Sore itu menjelang
magrib di Stasiun Tanah Abang ku lihat awan begitu pekatnya, ku pikir perang
bangsa barata sedang berlangsung diatas sana. Perang itu memang maha dahsyat
namun syarat dengan kesedihan yang tersirat. Beberapa saat kemudian hujan mulai
turun, petir saling sambar bersahutan seperti sedang bercakap
"aku ini yang paling hebat"
"bukan kau,
tapi aku"
"kalian tak ada
apa apanya, aku yg paing berkuasa"
Ngiang-ngiang itulah
yang kubayangkan.
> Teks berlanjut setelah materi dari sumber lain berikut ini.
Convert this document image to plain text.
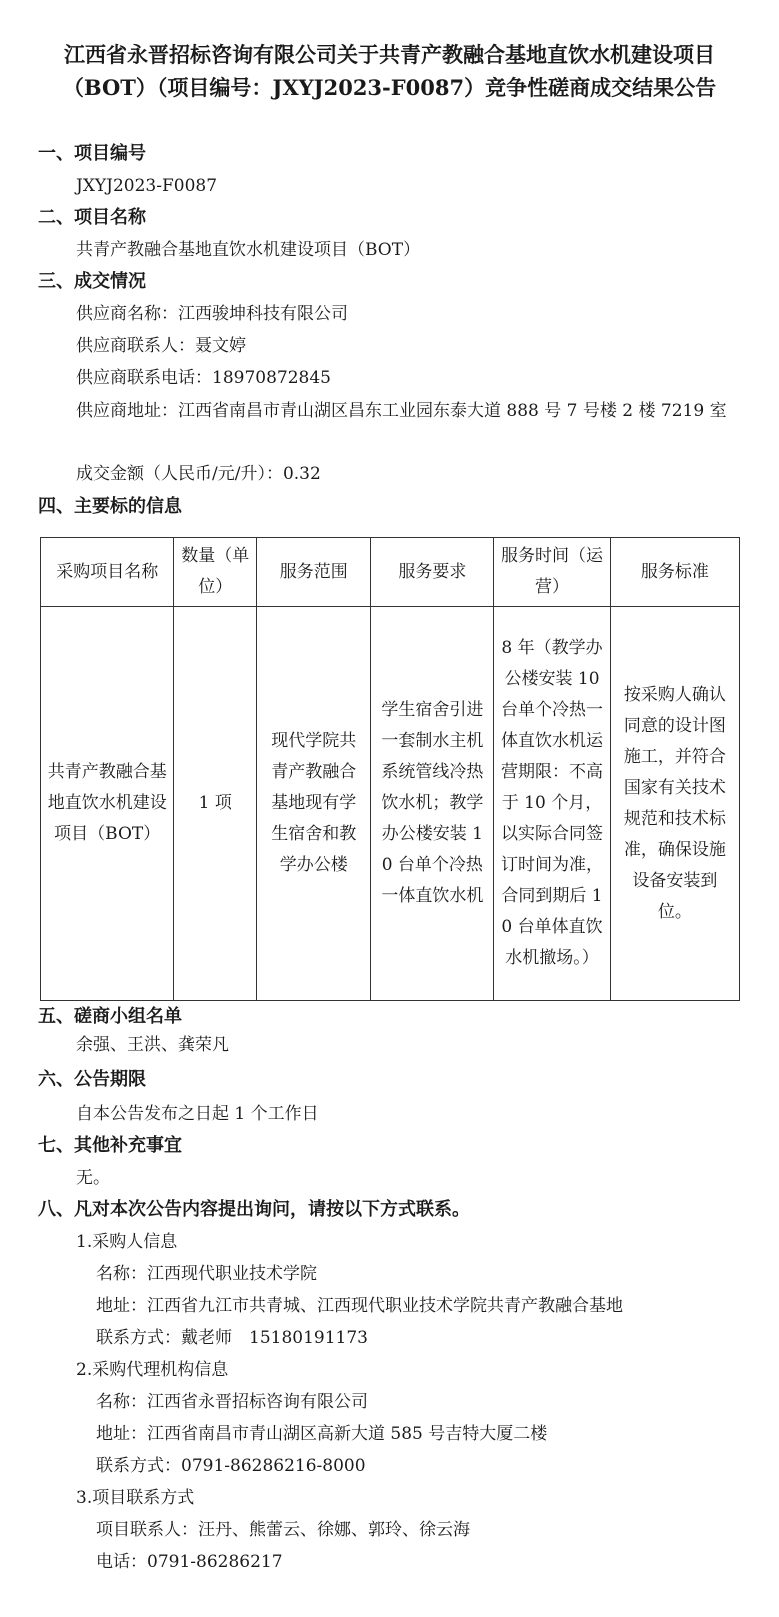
江西省永晋招标咨询有限公司关于共青产教融合基地直饮水机建设项目（BOT）（项目编号：JXYJ2023-F0087）竞争性磋商成交结果公告
一、项目编号
JXYJ2023-F0087
二、项目名称
共青产教融合基地直饮水机建设项目（BOT）
三、成交情况
供应商名称：江西骏坤科技有限公司
供应商联系人：聂文婷
供应商联系电话：18970872845
供应商地址：江西省南昌市青山湖区昌东工业园东泰大道 888 号 7 号楼 2 楼 7219 室
成交金额（人民币/元/升）：0.32
四、主要标的信息
采购项目名称	数量（单位）	服务范围	服务要求	服务时间（运营）	服务标准
共青产教融合基地直饮水机建设项目（BOT）	1 项	现代学院共青产教融合基地现有学生宿舍和教学办公楼	学生宿舍引进一套制水主机系统管线冷热饮水机；教学办公楼安装 10 台单个冷热一体直饮水机	8 年（教学办公楼安装 10 台单个冷热一体直饮水机运营期限：不高于 10 个月，以实际合同签订时间为准，合同到期后 10 台单体直饮水机撤场。）	按采购人确认同意的设计图施工，并符合国家有关技术规范和技术标准，确保设施设备安装到位。
五、磋商小组名单
余强、王洪、龚荣凡
六、公告期限
自本公告发布之日起 1 个工作日
七、其他补充事宜
无。
八、凡对本次公告内容提出询问，请按以下方式联系。
1.采购人信息
名称：江西现代职业技术学院
地址：江西省九江市共青城、江西现代职业技术学院共青产教融合基地
联系方式：戴老师　15180191173
2.采购代理机构信息
名称：江西省永晋招标咨询有限公司
地址：江西省南昌市青山湖区高新大道 585 号吉特大厦二楼
联系方式：0791-86286216-8000
3.项目联系方式
项目联系人：汪丹、熊蕾云、徐娜、郭玲、徐云海
电话：0791-86286217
Diantara air-air yang jatuh ternyata ada setetes air mata
batara surya, sebab hari itu ia gagal menjalankan tugasnya untuk menyinari.
Lalu gelegar halilintar menunjukan bahwa kuasa Siwa sore itu sedang dipuncak,
apapun bisa ia hancurkan termasuk kehidupan. Sore di stasiun Tanah Abang itu
sangat mengerikan, bumi seolah sedang diobok-obok jemari Tuhan. Kehidupan
seperti tak memiliki masa depan apalagi harapan. Namun aku heran di Stasiun
Tanah Abang orang-orang masih saja sibuk melototi layar-layar eksistensi,
mereka seperti terhipnotis mereka hidup namun tak sadar. Mereka tak melihat dan
tak mendengar, padahal mereka tidak buta dan tidak tuli.